66 g of this mixture (from 2 batches) are dissolved in as little DMF as possible with 50 g of methyl iodide and boiled on a water bath for 45 min. After the removal of the solvent and alkylating agent, the remaining tarry black mass is extracted with toluene in the extractor. The remaining gray-brown crystal mass is recrystallized from ethanol / water. The NMR analysis of the salt shows:
1,1,3,3-tetramethyl-2-methylene-5-phenoxy-indolenium (iodide).

The non-commercially available etherphenylamines are made Aminophenols and alkyl bromide (after acetylation of the Amino function) obtained analogously to synthesis route A2.

The conversion to photochromic also takes place Spiroindolino-naphthoxazine analogous to A5, but because of the use of the indolenium salt is at least equimolar Amounts of condensing agent are required.

Of course, Ver bonds are generated, both in the indoline, as in Naphthoxazinteil corresponding ethers and / or Bear ester functions by in the aforementioned reaction analogous to A5, the nitroso products obtained in A4 be set.  

Table 1

Surfaces according to known methods (DE 35 16 568 A1) colored zero glasses made of diethylene glycol bisallyl car bonat were subjected to normal cleaning and then in a high vacuum with a multiple layer for anti-reflective coating (DE 43 11 572 A1).

The glasses were left at room temperature for 42 hours and then a boiling test in 4% NaCl solution throw. The test was carried out for 2 minutes Glasses checked for layer detachments.

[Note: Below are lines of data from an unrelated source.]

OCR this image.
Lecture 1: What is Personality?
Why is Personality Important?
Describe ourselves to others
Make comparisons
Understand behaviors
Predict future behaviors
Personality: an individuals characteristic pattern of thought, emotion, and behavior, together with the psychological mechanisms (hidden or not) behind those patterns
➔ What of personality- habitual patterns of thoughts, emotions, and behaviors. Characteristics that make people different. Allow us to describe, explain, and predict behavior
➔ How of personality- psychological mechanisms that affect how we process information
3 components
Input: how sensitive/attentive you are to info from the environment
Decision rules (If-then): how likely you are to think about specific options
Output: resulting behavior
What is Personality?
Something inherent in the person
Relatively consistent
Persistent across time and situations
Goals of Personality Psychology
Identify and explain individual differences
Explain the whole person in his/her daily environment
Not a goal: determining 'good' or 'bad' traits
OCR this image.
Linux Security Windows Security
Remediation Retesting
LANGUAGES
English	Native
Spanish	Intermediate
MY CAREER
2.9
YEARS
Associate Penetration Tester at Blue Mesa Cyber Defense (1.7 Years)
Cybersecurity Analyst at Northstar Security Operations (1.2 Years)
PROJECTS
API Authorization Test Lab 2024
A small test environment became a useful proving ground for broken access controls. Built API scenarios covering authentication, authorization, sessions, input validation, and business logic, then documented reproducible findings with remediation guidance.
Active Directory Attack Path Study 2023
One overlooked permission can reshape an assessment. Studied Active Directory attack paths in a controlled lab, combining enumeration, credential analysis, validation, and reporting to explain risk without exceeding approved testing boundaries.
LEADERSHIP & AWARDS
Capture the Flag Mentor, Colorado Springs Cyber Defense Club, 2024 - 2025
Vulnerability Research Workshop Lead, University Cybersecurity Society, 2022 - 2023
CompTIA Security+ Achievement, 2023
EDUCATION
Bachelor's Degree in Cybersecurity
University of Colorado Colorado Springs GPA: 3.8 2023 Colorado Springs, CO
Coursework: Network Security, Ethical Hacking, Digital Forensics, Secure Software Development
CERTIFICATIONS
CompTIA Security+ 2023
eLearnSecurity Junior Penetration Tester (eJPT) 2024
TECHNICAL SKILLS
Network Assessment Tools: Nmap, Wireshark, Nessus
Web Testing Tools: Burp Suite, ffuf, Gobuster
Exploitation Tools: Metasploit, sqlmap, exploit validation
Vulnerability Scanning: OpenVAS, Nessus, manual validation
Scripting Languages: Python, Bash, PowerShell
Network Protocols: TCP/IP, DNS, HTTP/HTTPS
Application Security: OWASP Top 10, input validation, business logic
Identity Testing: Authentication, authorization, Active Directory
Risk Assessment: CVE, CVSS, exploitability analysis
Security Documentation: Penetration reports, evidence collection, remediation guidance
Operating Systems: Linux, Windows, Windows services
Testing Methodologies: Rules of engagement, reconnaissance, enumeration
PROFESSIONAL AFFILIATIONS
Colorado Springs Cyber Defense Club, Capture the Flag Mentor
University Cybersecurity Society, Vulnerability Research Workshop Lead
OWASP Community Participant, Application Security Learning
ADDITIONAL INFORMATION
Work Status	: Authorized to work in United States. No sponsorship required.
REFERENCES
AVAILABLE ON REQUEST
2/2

The test was until the beginning of layer separation, but at most Repeated 12 times. The substances according to the invention showed significantly better behavior, which indicates the ver reduced migration of the photochromic dyes to the Surface can be traced, which leads to the detachment of the evaporated anti-reflective layers leads.  

Table 2

Beginning of layer detachment in the xth test cycle: 20 glasses per test series

They are striking compared to the almost simultaneously  experiments with photochromic pyrans P 44 17 894.8 better results of those examined here Oxazine.

Claims (1)

1. Spirooxazine compounds with the general structure
mean here

• 1. R ₁ , R ₂ , R ₃ and R ₄ independently of one another: H, halogen, G, OG, NG ₂ or OT,
• 2. R ₅ , R ₆ and R ₇ independently of one another: G,
• 3. R ₈ : H, NG ₂ or 1-piperidyl and
• 4. R ₉ , R ₁₀ independently of one another: H, halogen, G, OG or OT,

in which

• 1. G is a C ₁ -C ₆ alkyl, C ₅ -C ₇ cycloalkyl, phenyl, naphthyl or benzyl group,
• 2. at least one of the substituents R ₁ to R ₄ , R ₉ or R _{10 is} one of the groups -O-phenyl, -O-benzyl or -OT and
• 3. T either an adamantane, camphor, norbornane [2.2.1] -, pinane [3.3.1] -, norcarane [4.1.0] -, tricyclene, 1-azabi cyclo [2.2.2] octane or 3 -Azabicyclo [3.2.2.] Nonane radical or one of the following groupings:
  - (CH ₂ ) _n -O- (CH ₂ ) _m -CH ₃ , - (CH ₂ ) _n -O- (CH ₂ ) _n -O- (CH ₂ ) _m -CH ₃ ,
  with n = 1, 2, 3, 4 and m = 0, 1, 2, 3.